Como corresponde a toda épica, los comienzos del rock fueron narrados por miles de vates y juglares anónimos que multiplicaban excesos y exotismos, rarezas y performances demenciales; el rock era audición siempre y sus héroes jóvenes, desobedientes: el exceso es la consecuencia de quien se sabe libre e inmortal. El relato Rojo Floyd, del escritor italiano Michele Mari, narra en un tono intimista la caída de uno de los ángeles más hermosos, Syd Barrett, el creador de Pink Floyd, el flautista que se quedó para siempre a las puertas del amanecer.

La novela, estructurada sobre la base de unos ciento veinte monólogos que llevan el nombre de confesiones, testimonios, lamentaciones, informes…, no es la historia de Pink Floyd ni la de su genio creador. Tal vez pueda leerse como un fresco coral donde el progresivo y dramático deterioro de Syd Barrett pareciera ser el emblema de la transformación inevitable de los sueños de una generación sin programa. La rebeldía condenada por su propio peso, dirigida por aquellos que, a la manera de Peter Pan, fueron hechos para no crecer nunca.

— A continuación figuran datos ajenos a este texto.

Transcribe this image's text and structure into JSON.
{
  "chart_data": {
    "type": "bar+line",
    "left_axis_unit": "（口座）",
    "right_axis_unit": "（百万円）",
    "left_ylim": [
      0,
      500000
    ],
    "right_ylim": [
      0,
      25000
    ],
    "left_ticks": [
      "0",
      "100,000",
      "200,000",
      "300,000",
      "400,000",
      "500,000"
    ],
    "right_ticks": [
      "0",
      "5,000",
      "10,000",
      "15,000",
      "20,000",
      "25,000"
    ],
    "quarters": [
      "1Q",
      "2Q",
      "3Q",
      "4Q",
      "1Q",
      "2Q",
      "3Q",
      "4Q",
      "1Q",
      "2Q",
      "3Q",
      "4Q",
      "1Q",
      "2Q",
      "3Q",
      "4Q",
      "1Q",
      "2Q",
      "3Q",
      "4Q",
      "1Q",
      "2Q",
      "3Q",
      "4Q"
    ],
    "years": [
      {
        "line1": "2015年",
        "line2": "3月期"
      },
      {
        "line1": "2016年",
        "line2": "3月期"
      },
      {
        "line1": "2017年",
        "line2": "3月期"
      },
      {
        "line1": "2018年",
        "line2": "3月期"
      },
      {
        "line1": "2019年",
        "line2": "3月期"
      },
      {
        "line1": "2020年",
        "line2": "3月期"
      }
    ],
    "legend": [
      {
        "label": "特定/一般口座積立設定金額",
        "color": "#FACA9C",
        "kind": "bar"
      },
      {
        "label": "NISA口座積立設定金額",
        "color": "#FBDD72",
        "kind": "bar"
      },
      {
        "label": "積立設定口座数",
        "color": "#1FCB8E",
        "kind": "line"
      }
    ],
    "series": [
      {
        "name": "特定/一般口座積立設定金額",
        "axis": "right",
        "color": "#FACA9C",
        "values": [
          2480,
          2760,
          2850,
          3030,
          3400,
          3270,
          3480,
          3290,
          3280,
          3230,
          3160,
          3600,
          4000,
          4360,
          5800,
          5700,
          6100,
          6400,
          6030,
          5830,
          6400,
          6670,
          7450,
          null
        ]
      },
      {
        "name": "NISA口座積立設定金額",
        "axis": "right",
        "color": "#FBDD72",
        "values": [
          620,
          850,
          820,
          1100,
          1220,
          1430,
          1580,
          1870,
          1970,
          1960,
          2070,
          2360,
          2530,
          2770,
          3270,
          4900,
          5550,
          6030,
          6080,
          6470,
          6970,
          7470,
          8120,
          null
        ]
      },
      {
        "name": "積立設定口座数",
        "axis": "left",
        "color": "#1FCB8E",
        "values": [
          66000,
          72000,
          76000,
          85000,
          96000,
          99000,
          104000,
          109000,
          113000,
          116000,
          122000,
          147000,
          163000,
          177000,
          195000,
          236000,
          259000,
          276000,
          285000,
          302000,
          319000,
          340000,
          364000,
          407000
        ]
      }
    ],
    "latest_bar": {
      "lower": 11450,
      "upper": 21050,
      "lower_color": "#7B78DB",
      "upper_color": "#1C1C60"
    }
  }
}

Mari construye un Barrett a modo de una entidad gaseosa que coloniza estados de ánimo, que da la impresión de hacerse presente cuando dos o más personas se congregan en su nombre. Una suerte de espíritu santo que a veces se hace carne y aparece subrepticiamente en un estudio de grabación o en una foto jugando al cricket. Es que hay algo de trinitario en todo el relato.

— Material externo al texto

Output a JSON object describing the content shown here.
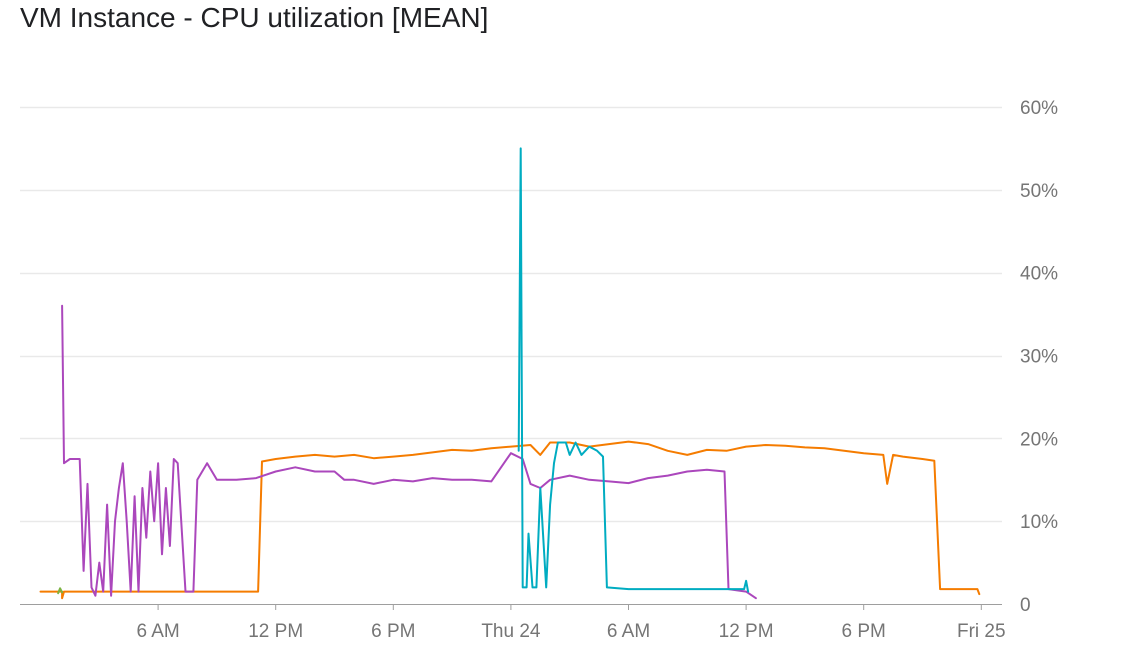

Múltiples voces narran la caída del ángel. Y de todos los que hablan –los integrantes, familiares, amigos, técnicos–, la voz de él es una ausencia que brilla como un diamante, claro. Acaso, parece sugerir el autor, habla por la voz de los otros miembros del grupo. De alguna manera Rojo Floyd comparte ciertas resonancias con el libro de David Grossman Más allá del tiempo (2012). En esta novela, una serie de personajes salen en busca de sus hijos muertos. Una peregrinación dolorosa cuyo blíndex poético evita que se caiga en el sentimentalismo más banal. Los padres se dirigen hacia allí, un lugar que no es el cielo. Un lugar innombrable que pareciera retumbar o ser el mismo desde donde se escuchan muchas de las voces de Rojo Floyd. En ambas novelas ciertos personajes fantásticos aparecen para dar testimonio de una realidad que se nos escapa, si queremos acceder a ella ignorando su dimensión poética; los siameses Pink y Floyd, por ejemplo, en el caso que nos ocupa. Voces que se multiplican y dan cuenta de que Syd Barrett es precisamente ese flautista del amanecer que sigue tocando aun cuando el sol ha cumplido su tarea, o bien se encuentra eclipsado por la luna.

Datos ciertos, interpretaciones semióticas acertadísimas, malversación de fuentes. Una intensa exégesis lírica que agrega al imaginario del rock una atmósfera de realidad mágica. Acaso esta sea la mejor forma de enfrentar desde la literatura lo que alguna vez encarnó los pliegues más brillantes de una edad que se imagina dorada.

 

Michele Mari, Rojo Floyd, traducción de Eugenia Leva, La Bestia Equilátera, 2013, 256 págs.